Montalcino Castle

How to reach

Montalcino can be easily reached from Siena by following the Cassia road (SS2) up to Buonconvento. After a few kilometers, you will find on the right a crossing road that leads to the town.


Montalcino rises in the heart of southern Tuscany. In the Middle Ages, the territory of Montalcino was divided into four ecclesiastical areas: Arezzo, Chiusi, Grosseto and Siena. This subdivision mirrored that of antiquity; in fact, here met the territories of the important Etruscan 'Lucumonies' of Arezzo, Chiusi, Roselle (Grosseto) and perhaps also of Volterra. Many recoveries from this time are today preserved in the Archaeological Museum of Montalcino.

The medieval history of this area is full of innumerable black holes, that's why the whole written documentation was preserved in the destroyed archives of the Abbey of S.Antimo, from which the castle depended. Also, the fact that the Francigena Road passed east of the town, near the settlement of Torrenieri, didn't help us retrieve historical notices preceding the second half of the 12th century.

Montalcino Mappa

The history that we know starts at the end of the 12th century, when the free town of Montalcino, allied with Siena during the war of 1176, lost, against Florence. Montalcino offered resistance to the expansionist aims of Siena, and the alliance was broken; consequently, in the mid-13th century, the castle was destroyed by the Senese army, momentarily in peace with that of the Florentine (busy to eliminate the analogous obstacle constituted by Semifonte). The renewal of hostilities with Florence prevented the Senesi from completing the conquest of Montalcino, but the castle remained under the protectorate of the Church and the Commune of Siena.

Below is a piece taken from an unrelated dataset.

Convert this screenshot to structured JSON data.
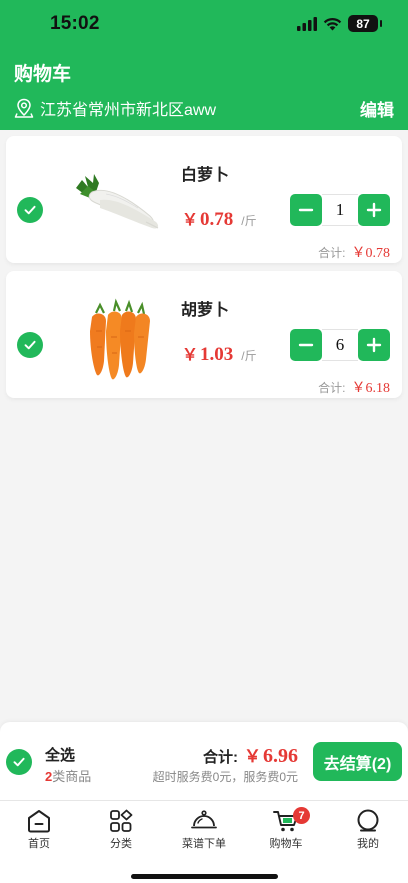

After a rebellion attempt to regain its autonomy, in 1232 the castle was reoccupied and forced into a new alliance with Siena. After another insurrection in 1252, the castle was conquered again by the Senesi but  immediately lost due to the intervention of Florence and Grosseto. In the Montaperti battle Montalcino lined up with Florence against Siena, and the victory of this last battle didn't do anything else but bring the city to a new loss of autonomy. In 1269, Siena was again defeated at Colle Valdelsa and Montalcino was freed again. Only after half the 14th century did the castle return under the control of Siena. In this period, the fortifications were reconstructed to better control the city center.

By now, Montalcino was Senese, and in the 15th century, it became one of the most important centers of the Republic territory. In the following century, the city and the castle withstand, in 1553, the siege of the Medicean and Imperial armies during the war that brought Siena to the definitive capitulation of 1555. After the surrender, many citizens of Siena reached Montalcino, where, headed by Pietro Strozzi, they let the Republic live in exile. The city became the chief town of the territories not conquered by the Florentines and resisted until 1559, when, isolated by the fall of the castles of Talamone and Castiglione della Pescaia, offered its surrender and swore fidelity to Cosimo de' Medici.

The castle is practically intact today. Its construction began in 1361 on the southern vertex of the 13th century city walls, incorporating the keep of S.Martino and the S.Giovanni tower. It looks like a classic castle-enclosure, with a pentagonal plant endowed with towers from all angles. The tower of southeast is placed by the side of the keep. The walls and the towers have still practicably the complete watchwalk endowed with machicoulis (projection from the wall made of stone, which has openings through which the defenders can fire upon an enemy directly below) in stone, supported by bows on brackets with inverted pyramid form. The northern towers are open on the side facing the courtyard. The castle also incorporated an ancient little basilica that became the chapel of the fortification, and its remains are still visible near the northeast tower. On the south side rise the mighty Medicean rampart, added by Cosimo at the half of the 16th century.